Начать, похоже, решили без нас. Армейские и статские чины, облаченные по случаю в мундиры, уже прибыли. Как и все местное руководство и конструктора — вплоть до рабочих, которые лично занимались сборкой. Не было только журналистов: не то, чтобы я всерьез опасался неудачи, но и демонстрировать новинку от объединенного концерна Горчаковых и еще нескольких княжеских фамилий все же не спешил.
Разномастная публика разглядывала неторопливо катающуюся по заднему двору стальную громадину. Панцер получился раза в полтора больше и тяжелее тех, что Куракин пригнал к стенам Зимнего весной. Главным образом из-за брони, которую спереди не пробил бы Копьем Одаренный до шестого класса включительно. Но даже с такой массой двигался на удивление бодро, гусеницами размалывая асфальт на заднем дворе одного из цехов Путиловского завода в полнейший неликвид. Я не поскупился разориться на самый мощный мотор из имевшихся — как и на сразу два модифицированных пулемета конструкции Судаева.
Стоила машина баснословных денег, но даже самые прижимистые армейские чины сейчас наверняка думали совершенно о другом. Тускло поблескивающий зеленой краской гигант грозно рычал огромным дизелем, плевался сизым дымом, двигался, крутился на месте, гремя металлом. И явно производил впечатление.
Такое, что пара генералов и вовсе разинули рты. Остальные сохранили подобие невозмутимости, но я сразу смекнул, что сегодня эта публика если не подпишет все, что я предлож, то уж точно доложит наверх. И тогда…
— Занимательное зрелище, ваше сиятельство, — негромко проговорил кто-то справа. — Весьма впечатлен.

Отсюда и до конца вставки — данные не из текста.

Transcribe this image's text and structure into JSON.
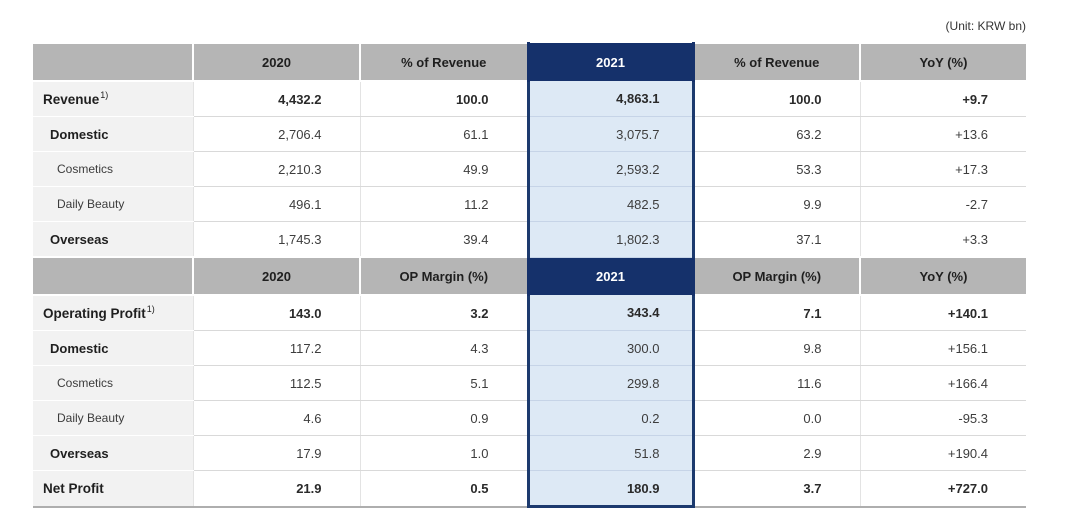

Повернувшись, я увидел невысокого худощавого мужчину с седыми висками. Судя по полковничьим погонам на мундире, среди присутсвующих он был чуть ли не самым младшим по чину. Но соображал при этом побольше многих. И хоть его слова и льстили моему самолюбию, в голосе явно звучал скепсис.

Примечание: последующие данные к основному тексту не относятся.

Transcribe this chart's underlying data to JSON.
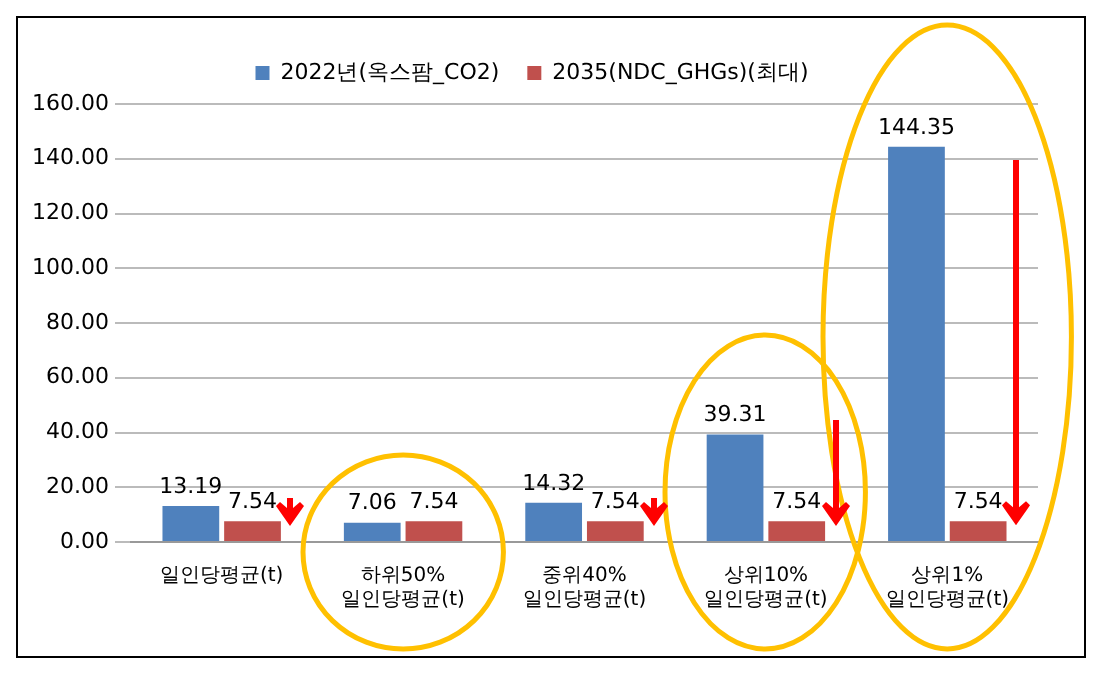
{
  "chart_data": {
    "type": "bar",
    "categories": [
      "일인당평균(t)",
      "하위50%\n일인당평균(t)",
      "중위40%\n일인당평균(t)",
      "상위10%\n일인당평균(t)",
      "상위1%\n일인당평균(t)"
    ],
    "series": [
      {
        "name": "2022년(옥스팜_CO2)",
        "color": "#4f81bd",
        "values": [
          13.19,
          7.06,
          14.32,
          39.31,
          144.35
        ]
      },
      {
        "name": "2035(NDC_GHGs)(최대)",
        "color": "#c0504d",
        "values": [
          7.54,
          7.54,
          7.54,
          7.54,
          7.54
        ]
      }
    ],
    "ylim": [
      0,
      160
    ],
    "yticks": [
      {
        "value": 0,
        "label": "0.00"
      },
      {
        "value": 20,
        "label": "20.00"
      },
      {
        "value": 40,
        "label": "40.00"
      },
      {
        "value": 60,
        "label": "60.00"
      },
      {
        "value": 80,
        "label": "80.00"
      },
      {
        "value": 100,
        "label": "100.00"
      },
      {
        "value": 120,
        "label": "120.00"
      },
      {
        "value": 140,
        "label": "140.00"
      },
      {
        "value": 160,
        "label": "160.00"
      }
    ],
    "grid": "y",
    "legend": "top",
    "data_labels": true
  }
}
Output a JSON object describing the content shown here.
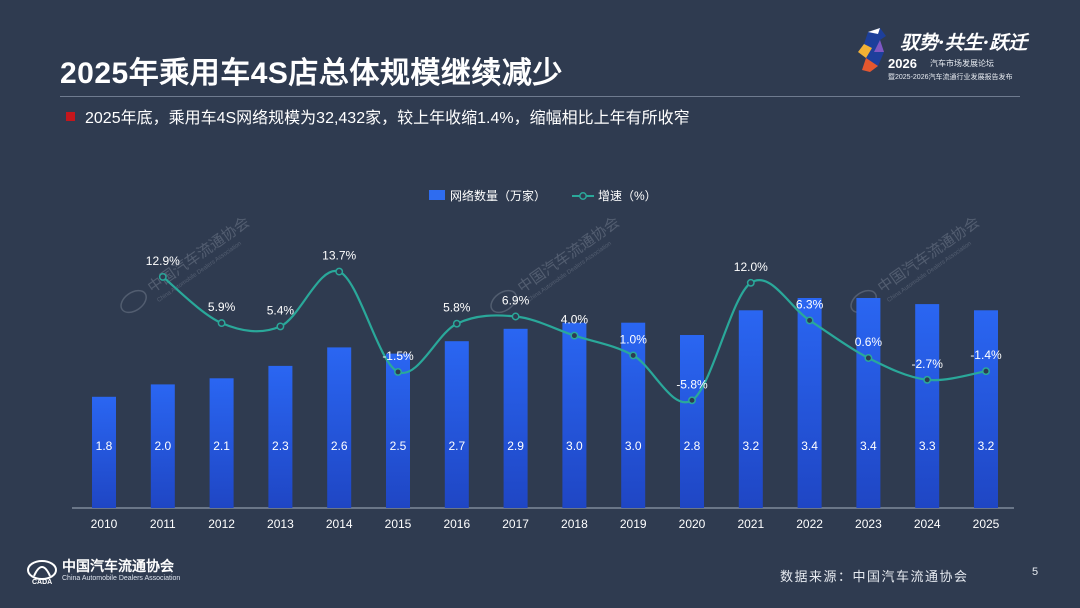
{
  "header": {
    "title": "2025年乘用车4S店总体规模继续减少",
    "subtitle": "2025年底，乘用车4S网络规模为32,432家，较上年收缩1.4%，缩幅相比上年有所收窄"
  },
  "event_logo": {
    "slogan": "驭势·共生·跃迁",
    "year": "2026",
    "forum": "汽车市场发展论坛",
    "release": "暨2025-2026汽车流通行业发展报告发布"
  },
  "chart_data": {
    "type": "bar",
    "categories": [
      "2010",
      "2011",
      "2012",
      "2013",
      "2014",
      "2015",
      "2016",
      "2017",
      "2018",
      "2019",
      "2020",
      "2021",
      "2022",
      "2023",
      "2024",
      "2025"
    ],
    "series": [
      {
        "name": "网络数量（万家）",
        "type": "bar",
        "values": [
          1.8,
          2.0,
          2.1,
          2.3,
          2.6,
          2.5,
          2.7,
          2.9,
          3.0,
          3.0,
          2.8,
          3.2,
          3.4,
          3.4,
          3.3,
          3.2
        ],
        "color": "#2e6cf0"
      },
      {
        "name": "增速（%）",
        "type": "line",
        "values": [
          null,
          12.9,
          5.9,
          5.4,
          13.7,
          -1.5,
          5.8,
          6.9,
          4.0,
          1.0,
          -5.8,
          12.0,
          6.3,
          0.6,
          -2.7,
          -1.4
        ],
        "color": "#2aa89a"
      }
    ],
    "bar_labels": [
      "1.8",
      "2.0",
      "2.1",
      "2.3",
      "2.6",
      "2.5",
      "2.7",
      "2.9",
      "3.0",
      "3.0",
      "2.8",
      "3.2",
      "3.4",
      "3.4",
      "3.3",
      "3.2"
    ],
    "line_labels": [
      "",
      "12.9%",
      "5.9%",
      "5.4%",
      "13.7%",
      "-1.5%",
      "5.8%",
      "6.9%",
      "4.0%",
      "1.0%",
      "-5.8%",
      "12.0%",
      "6.3%",
      "0.6%",
      "-2.7%",
      "-1.4%"
    ],
    "legend": {
      "bar": "网络数量（万家）",
      "line": "增速（%）",
      "position": "top"
    },
    "bar_axis_range": [
      0,
      4.5
    ],
    "line_axis_range": [
      -30,
      20
    ],
    "grid": false
  },
  "watermark": {
    "cn": "中国汽车流通协会",
    "en": "China Automobile Dealers Association"
  },
  "footer": {
    "org_cn": "中国汽车流通协会",
    "org_en": "China Automobile Dealers Association",
    "source": "数据来源：中国汽车流通协会",
    "page": "5"
  }
}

— Похоже, вас впечатлить не так уж легко. — Я протянул руку. — Не имел чести быть представленным вашему высокоблагородию.
— Шестопалов Андрей Павлович, — отозвался полковник. — Лужская артиллерийская дивизия. И инженер-конструктор… по совместительству, так сказать. Позволите поделиться соображениями?

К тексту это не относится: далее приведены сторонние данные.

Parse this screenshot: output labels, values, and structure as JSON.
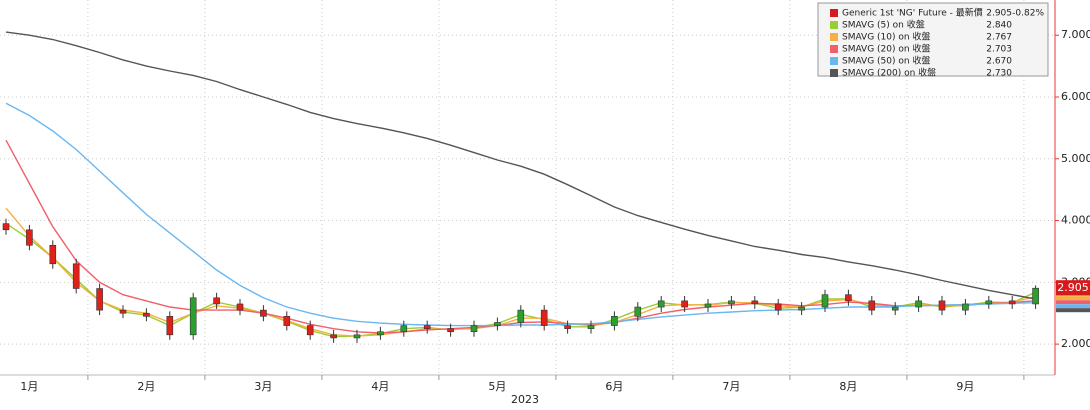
{
  "chart_data": {
    "type": "candlestick",
    "xlabel": "2023",
    "categories": [
      null,
      "1月",
      null,
      null,
      null,
      null,
      "2月",
      null,
      null,
      null,
      null,
      "3月",
      null,
      null,
      null,
      null,
      "4月",
      null,
      null,
      null,
      null,
      "5月",
      null,
      null,
      null,
      null,
      "6月",
      null,
      null,
      null,
      null,
      "7月",
      null,
      null,
      null,
      null,
      "8月",
      null,
      null,
      null,
      null,
      "9月",
      null,
      null,
      null
    ],
    "ylim": [
      1.5,
      7.57
    ],
    "yticks": [
      {
        "value": 2,
        "label": "2.000"
      },
      {
        "value": 3,
        "label": "3.000"
      },
      {
        "value": 4,
        "label": "4.000"
      },
      {
        "value": 5,
        "label": "5.000"
      },
      {
        "value": 6,
        "label": "6.000"
      },
      {
        "value": 7,
        "label": "7.000"
      }
    ],
    "grid": true,
    "candles": {
      "name": "Generic 1st 'NG' Future - 最新價",
      "color": "#d7191c",
      "up_color": "#2ca02c",
      "down_color": "#e0201b",
      "last_label": "2.905",
      "change_label": "-0.82%",
      "open": [
        3.95,
        3.85,
        3.6,
        3.3,
        2.9,
        2.55,
        2.5,
        2.45,
        2.15,
        2.75,
        2.65,
        2.55,
        2.45,
        2.3,
        2.15,
        2.1,
        2.15,
        2.2,
        2.3,
        2.25,
        2.2,
        2.3,
        2.35,
        2.55,
        2.3,
        2.25,
        2.3,
        2.45,
        2.6,
        2.7,
        2.6,
        2.65,
        2.7,
        2.65,
        2.55,
        2.6,
        2.8,
        2.7,
        2.55,
        2.6,
        2.7,
        2.55,
        2.65,
        2.7,
        2.65
      ],
      "high": [
        4.03,
        3.93,
        3.68,
        3.38,
        2.98,
        2.63,
        2.58,
        2.53,
        2.83,
        2.83,
        2.73,
        2.63,
        2.53,
        2.38,
        2.23,
        2.23,
        2.28,
        2.38,
        2.38,
        2.33,
        2.38,
        2.43,
        2.63,
        2.63,
        2.38,
        2.38,
        2.53,
        2.68,
        2.78,
        2.78,
        2.73,
        2.78,
        2.78,
        2.73,
        2.68,
        2.88,
        2.88,
        2.78,
        2.68,
        2.78,
        2.78,
        2.73,
        2.78,
        2.78,
        2.95
      ],
      "low": [
        3.77,
        3.52,
        3.22,
        2.82,
        2.47,
        2.42,
        2.37,
        2.07,
        2.07,
        2.57,
        2.47,
        2.37,
        2.22,
        2.07,
        2.02,
        2.02,
        2.07,
        2.12,
        2.17,
        2.12,
        2.12,
        2.22,
        2.27,
        2.22,
        2.17,
        2.17,
        2.22,
        2.37,
        2.52,
        2.52,
        2.52,
        2.57,
        2.57,
        2.47,
        2.47,
        2.52,
        2.62,
        2.47,
        2.47,
        2.52,
        2.47,
        2.47,
        2.57,
        2.57,
        2.57
      ],
      "close": [
        3.85,
        3.6,
        3.3,
        2.9,
        2.55,
        2.5,
        2.45,
        2.15,
        2.75,
        2.65,
        2.55,
        2.45,
        2.3,
        2.15,
        2.1,
        2.15,
        2.2,
        2.3,
        2.25,
        2.2,
        2.3,
        2.35,
        2.55,
        2.3,
        2.25,
        2.3,
        2.45,
        2.6,
        2.7,
        2.6,
        2.65,
        2.7,
        2.65,
        2.55,
        2.6,
        2.8,
        2.7,
        2.55,
        2.6,
        2.7,
        2.55,
        2.65,
        2.7,
        2.65,
        2.905
      ]
    },
    "series": [
      {
        "name": "SMAVG (5)  on 收盤",
        "color": "#9acd32",
        "last_label": "2.840",
        "values": [
          3.95,
          3.7,
          3.4,
          3.05,
          2.7,
          2.52,
          2.47,
          2.3,
          2.5,
          2.68,
          2.6,
          2.5,
          2.37,
          2.22,
          2.12,
          2.13,
          2.17,
          2.25,
          2.27,
          2.23,
          2.27,
          2.33,
          2.48,
          2.4,
          2.28,
          2.28,
          2.4,
          2.55,
          2.67,
          2.63,
          2.64,
          2.68,
          2.66,
          2.58,
          2.6,
          2.73,
          2.73,
          2.6,
          2.6,
          2.67,
          2.6,
          2.63,
          2.68,
          2.67,
          2.84
        ]
      },
      {
        "name": "SMAVG (10)  on 收盤",
        "color": "#f5b041",
        "last_label": "2.767",
        "values": [
          4.2,
          3.75,
          3.4,
          3.0,
          2.7,
          2.55,
          2.5,
          2.35,
          2.5,
          2.62,
          2.58,
          2.5,
          2.38,
          2.25,
          2.15,
          2.13,
          2.15,
          2.2,
          2.25,
          2.24,
          2.25,
          2.3,
          2.42,
          2.42,
          2.33,
          2.3,
          2.35,
          2.48,
          2.62,
          2.64,
          2.63,
          2.67,
          2.67,
          2.62,
          2.6,
          2.7,
          2.72,
          2.64,
          2.6,
          2.64,
          2.62,
          2.62,
          2.66,
          2.68,
          2.767
        ]
      },
      {
        "name": "SMAVG (20)  on 收盤",
        "color": "#f0606a",
        "last_label": "2.703",
        "values": [
          5.3,
          4.6,
          3.9,
          3.35,
          3.0,
          2.8,
          2.7,
          2.6,
          2.55,
          2.55,
          2.55,
          2.5,
          2.42,
          2.32,
          2.25,
          2.2,
          2.18,
          2.2,
          2.23,
          2.25,
          2.27,
          2.3,
          2.35,
          2.36,
          2.33,
          2.32,
          2.35,
          2.42,
          2.5,
          2.56,
          2.6,
          2.63,
          2.66,
          2.65,
          2.62,
          2.64,
          2.68,
          2.66,
          2.62,
          2.62,
          2.63,
          2.64,
          2.66,
          2.67,
          2.703
        ]
      },
      {
        "name": "SMAVG (50)  on 收盤",
        "color": "#6ab7f0",
        "last_label": "2.670",
        "values": [
          5.9,
          5.7,
          5.45,
          5.15,
          4.8,
          4.45,
          4.1,
          3.8,
          3.5,
          3.2,
          2.95,
          2.75,
          2.6,
          2.5,
          2.42,
          2.37,
          2.34,
          2.32,
          2.31,
          2.3,
          2.3,
          2.3,
          2.31,
          2.31,
          2.32,
          2.33,
          2.36,
          2.4,
          2.44,
          2.47,
          2.5,
          2.52,
          2.54,
          2.55,
          2.56,
          2.58,
          2.6,
          2.6,
          2.61,
          2.62,
          2.63,
          2.64,
          2.65,
          2.66,
          2.67
        ]
      },
      {
        "name": "SMAVG (200)  on 收盤",
        "color": "#555555",
        "last_label": "2.730",
        "values": [
          7.05,
          7.0,
          6.93,
          6.83,
          6.72,
          6.6,
          6.5,
          6.42,
          6.35,
          6.25,
          6.12,
          6.0,
          5.88,
          5.75,
          5.65,
          5.57,
          5.5,
          5.42,
          5.33,
          5.22,
          5.1,
          4.98,
          4.88,
          4.75,
          4.58,
          4.4,
          4.22,
          4.08,
          3.97,
          3.86,
          3.76,
          3.67,
          3.58,
          3.52,
          3.45,
          3.4,
          3.33,
          3.27,
          3.2,
          3.12,
          3.03,
          2.95,
          2.87,
          2.8,
          2.73
        ]
      }
    ]
  }
}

Меня явно готовили к изрядному потоку критики, но все равно Шестопалов мне чем-то понравился. То ли спокойной речью, то ли взглядом — умным, цепким и внимательным, чуть поверх очков-половинок. А может, уверенностью в собственном опыте и знаниях — но без тени высокомерия.
— Делитесь, разумеется, — кивнул я. — С удовольствием выслушаю.
— Скорее без удовольствия, ваше сиятельство. — Шестопалов улыбнулся и покачал головой. — Ваша машина без сомнения может уже сейчас называться самым настоящем чудом военной техники… Еще лет десять-пятнадцать назад мы не могли и мечтать о подобном. Но сейчас подобная конструкция, к сожалению, уже можно считать устаревшей.